15. A computer program product for generating an integration, the computer program product comprising a computer readable storage medium having program instructions embodied therewith, the program instructions executable by a processor to cause the processor to perform a method comprising:

generating an integration template having metadata, an integration template identifier, and a connector type, the connector type being a protocol to connect with a data source;

generating a dataset template having a data field template, a dataset template identifier, and the integration template identifier;

instantiating, using the integration template, an integration having the integration template identifier, the connector type, and the metadata, the metadata including a web address, the integration configured to connect to the data source located at the web address using the connector type, an integration being a module providing an interface between the data source and an analytics platform;

instantiating, using the dataset template, a dataset having the dataset template identifier, a dataset identifier, and a data field corresponding to the data field template, the dataset being stored in a memory and indexed by the dataset identifier;

reading, from the data source accessed using the metadata of the integration, the data field of the dataset; and

storing the data field in the memory.

16. The computer program product of claim 15, further comprising:

generating a workspace template having a workspace template identifier and the data field;

instantiating, using the workspace template, a workspace having the workspace template identifier, a workspace identifier, and the data field of the dataset.

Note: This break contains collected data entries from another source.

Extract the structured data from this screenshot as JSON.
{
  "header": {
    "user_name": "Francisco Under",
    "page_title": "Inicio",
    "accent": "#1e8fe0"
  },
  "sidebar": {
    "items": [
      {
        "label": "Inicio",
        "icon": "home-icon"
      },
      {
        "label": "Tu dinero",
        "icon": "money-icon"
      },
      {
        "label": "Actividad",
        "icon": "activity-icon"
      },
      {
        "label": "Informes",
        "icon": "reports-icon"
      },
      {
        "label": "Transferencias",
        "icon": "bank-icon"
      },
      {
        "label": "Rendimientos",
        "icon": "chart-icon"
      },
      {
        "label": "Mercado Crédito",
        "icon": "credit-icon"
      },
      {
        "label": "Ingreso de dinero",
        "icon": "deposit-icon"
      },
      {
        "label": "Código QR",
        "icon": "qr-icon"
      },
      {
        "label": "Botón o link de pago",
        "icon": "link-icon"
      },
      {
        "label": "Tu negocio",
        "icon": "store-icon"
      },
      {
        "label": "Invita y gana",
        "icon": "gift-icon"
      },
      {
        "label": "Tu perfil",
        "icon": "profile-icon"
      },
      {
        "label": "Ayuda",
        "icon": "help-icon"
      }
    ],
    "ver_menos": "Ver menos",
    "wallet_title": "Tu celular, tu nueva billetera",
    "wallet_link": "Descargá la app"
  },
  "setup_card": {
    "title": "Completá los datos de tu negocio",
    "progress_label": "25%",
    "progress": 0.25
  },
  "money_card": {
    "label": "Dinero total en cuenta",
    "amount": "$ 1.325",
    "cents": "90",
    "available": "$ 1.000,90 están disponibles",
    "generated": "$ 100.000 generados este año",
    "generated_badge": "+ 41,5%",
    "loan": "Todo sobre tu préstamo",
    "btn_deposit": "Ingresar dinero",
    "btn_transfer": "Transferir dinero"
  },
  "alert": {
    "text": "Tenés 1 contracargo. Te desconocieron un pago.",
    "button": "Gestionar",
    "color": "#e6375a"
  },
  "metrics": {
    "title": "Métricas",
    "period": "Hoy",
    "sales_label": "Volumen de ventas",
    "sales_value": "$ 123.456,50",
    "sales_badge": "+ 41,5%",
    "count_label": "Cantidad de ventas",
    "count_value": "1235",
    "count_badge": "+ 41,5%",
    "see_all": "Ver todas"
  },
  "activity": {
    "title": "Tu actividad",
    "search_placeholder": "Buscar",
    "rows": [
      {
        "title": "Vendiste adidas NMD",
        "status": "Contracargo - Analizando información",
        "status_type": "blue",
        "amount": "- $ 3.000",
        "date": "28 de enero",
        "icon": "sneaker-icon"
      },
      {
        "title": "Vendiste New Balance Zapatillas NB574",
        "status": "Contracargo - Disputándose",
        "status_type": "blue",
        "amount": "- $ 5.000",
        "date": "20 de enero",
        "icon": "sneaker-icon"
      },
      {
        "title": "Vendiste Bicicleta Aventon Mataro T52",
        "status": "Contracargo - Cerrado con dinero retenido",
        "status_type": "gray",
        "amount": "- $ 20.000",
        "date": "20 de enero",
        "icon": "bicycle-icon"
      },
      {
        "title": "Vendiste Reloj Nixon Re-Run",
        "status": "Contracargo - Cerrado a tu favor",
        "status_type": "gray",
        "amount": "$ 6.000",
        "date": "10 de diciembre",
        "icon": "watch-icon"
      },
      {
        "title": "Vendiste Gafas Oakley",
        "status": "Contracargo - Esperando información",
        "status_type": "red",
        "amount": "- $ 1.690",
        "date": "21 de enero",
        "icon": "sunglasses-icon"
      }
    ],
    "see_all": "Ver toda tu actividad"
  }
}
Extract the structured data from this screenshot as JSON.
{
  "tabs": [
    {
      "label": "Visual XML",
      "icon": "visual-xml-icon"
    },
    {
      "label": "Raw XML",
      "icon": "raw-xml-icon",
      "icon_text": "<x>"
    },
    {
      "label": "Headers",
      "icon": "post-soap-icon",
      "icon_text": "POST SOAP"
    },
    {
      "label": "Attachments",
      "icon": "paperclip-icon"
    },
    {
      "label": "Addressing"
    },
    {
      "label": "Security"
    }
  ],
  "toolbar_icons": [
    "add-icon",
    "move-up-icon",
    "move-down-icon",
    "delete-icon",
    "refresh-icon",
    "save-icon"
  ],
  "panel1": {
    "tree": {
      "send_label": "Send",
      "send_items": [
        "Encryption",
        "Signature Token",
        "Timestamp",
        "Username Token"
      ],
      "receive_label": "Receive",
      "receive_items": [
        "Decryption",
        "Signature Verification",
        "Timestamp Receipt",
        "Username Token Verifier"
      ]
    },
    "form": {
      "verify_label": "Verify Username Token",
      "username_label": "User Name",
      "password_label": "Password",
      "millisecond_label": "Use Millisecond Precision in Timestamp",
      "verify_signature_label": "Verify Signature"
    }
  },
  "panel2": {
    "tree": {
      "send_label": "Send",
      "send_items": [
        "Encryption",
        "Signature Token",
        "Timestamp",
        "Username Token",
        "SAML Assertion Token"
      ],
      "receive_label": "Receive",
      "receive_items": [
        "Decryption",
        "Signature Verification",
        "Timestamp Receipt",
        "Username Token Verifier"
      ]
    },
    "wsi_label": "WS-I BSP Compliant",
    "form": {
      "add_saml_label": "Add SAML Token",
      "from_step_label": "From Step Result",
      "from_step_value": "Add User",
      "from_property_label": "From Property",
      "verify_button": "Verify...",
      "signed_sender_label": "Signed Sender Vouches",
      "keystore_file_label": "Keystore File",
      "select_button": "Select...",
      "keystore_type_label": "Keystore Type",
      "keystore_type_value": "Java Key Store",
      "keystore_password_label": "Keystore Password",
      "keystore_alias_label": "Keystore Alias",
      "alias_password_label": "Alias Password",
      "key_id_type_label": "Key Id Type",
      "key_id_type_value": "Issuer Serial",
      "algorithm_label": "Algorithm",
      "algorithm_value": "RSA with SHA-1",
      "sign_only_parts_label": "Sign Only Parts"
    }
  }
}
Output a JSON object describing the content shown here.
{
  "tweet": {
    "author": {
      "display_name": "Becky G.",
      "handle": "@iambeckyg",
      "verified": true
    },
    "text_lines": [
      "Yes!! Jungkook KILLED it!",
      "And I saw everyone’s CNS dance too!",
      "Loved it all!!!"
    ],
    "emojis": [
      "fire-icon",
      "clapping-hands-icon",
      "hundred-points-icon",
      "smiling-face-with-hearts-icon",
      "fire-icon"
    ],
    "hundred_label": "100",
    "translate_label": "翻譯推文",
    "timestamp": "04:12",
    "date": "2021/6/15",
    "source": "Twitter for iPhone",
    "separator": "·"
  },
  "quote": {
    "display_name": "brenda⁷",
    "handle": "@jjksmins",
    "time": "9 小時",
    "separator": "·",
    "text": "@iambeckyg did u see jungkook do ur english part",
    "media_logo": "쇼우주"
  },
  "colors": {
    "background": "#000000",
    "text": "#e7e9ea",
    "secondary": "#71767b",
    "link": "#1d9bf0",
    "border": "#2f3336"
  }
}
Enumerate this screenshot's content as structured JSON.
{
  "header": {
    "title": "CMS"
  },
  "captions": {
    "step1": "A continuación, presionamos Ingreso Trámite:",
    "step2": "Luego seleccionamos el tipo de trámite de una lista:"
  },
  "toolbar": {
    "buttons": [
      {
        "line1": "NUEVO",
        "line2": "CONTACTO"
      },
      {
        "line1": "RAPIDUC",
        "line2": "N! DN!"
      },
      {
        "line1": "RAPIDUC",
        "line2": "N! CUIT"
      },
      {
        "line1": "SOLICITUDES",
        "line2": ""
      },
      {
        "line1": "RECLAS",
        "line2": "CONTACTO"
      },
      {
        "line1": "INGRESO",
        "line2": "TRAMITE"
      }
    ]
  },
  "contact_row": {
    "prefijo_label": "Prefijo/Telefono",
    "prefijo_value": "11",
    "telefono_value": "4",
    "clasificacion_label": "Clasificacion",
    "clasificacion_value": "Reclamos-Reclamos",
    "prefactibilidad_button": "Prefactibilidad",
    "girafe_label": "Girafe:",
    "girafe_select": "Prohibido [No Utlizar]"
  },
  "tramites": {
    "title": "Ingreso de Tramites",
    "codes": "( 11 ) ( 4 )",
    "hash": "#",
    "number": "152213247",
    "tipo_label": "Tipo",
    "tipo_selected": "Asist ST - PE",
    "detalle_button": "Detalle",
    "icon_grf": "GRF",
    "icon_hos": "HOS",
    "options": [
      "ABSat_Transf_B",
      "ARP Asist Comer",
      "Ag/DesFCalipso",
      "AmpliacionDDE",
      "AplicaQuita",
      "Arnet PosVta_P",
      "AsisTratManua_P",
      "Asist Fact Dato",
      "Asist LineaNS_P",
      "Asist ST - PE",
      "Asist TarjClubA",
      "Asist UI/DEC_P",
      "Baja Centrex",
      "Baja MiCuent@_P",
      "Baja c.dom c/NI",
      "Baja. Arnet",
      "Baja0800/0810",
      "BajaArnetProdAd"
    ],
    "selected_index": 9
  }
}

17. The computer program product of claim 16, further comprising:

receiving a second metadata;

replacing the metadata of the integration template with the second metadata;

replacing the metadata of the integration with the second metadata; and

reading, from the data source accessed using the second metadata of the integration.

18. The computer program product of claim 17, further comprising:

replacing the metadata of the workspace template with the second metadata;

replacing the metadata of the workspace with the second metadata.

19. The computer program product of claim 18, further comprising:

generating a gauge template, the gauge template having a gauge identifier and the workspace template identifier;

instantiating, using the gauge template, a gauge having the gauge template identifier and a gauge identifier; and

replacing the metadata of the gauge template with the second metadata;

replacing the metadata of the gauge with the second metadata.

20. The computer program product of claim 16, further comprising:

generating a gauge template, the gauge template having a gauge identifier and the workspace template identifier;

instantiating, using the gauge template, a gauge having the gauge template identifier and a gauge identifier; and

displaying, with the gauge, a representation of the data field of the dataset.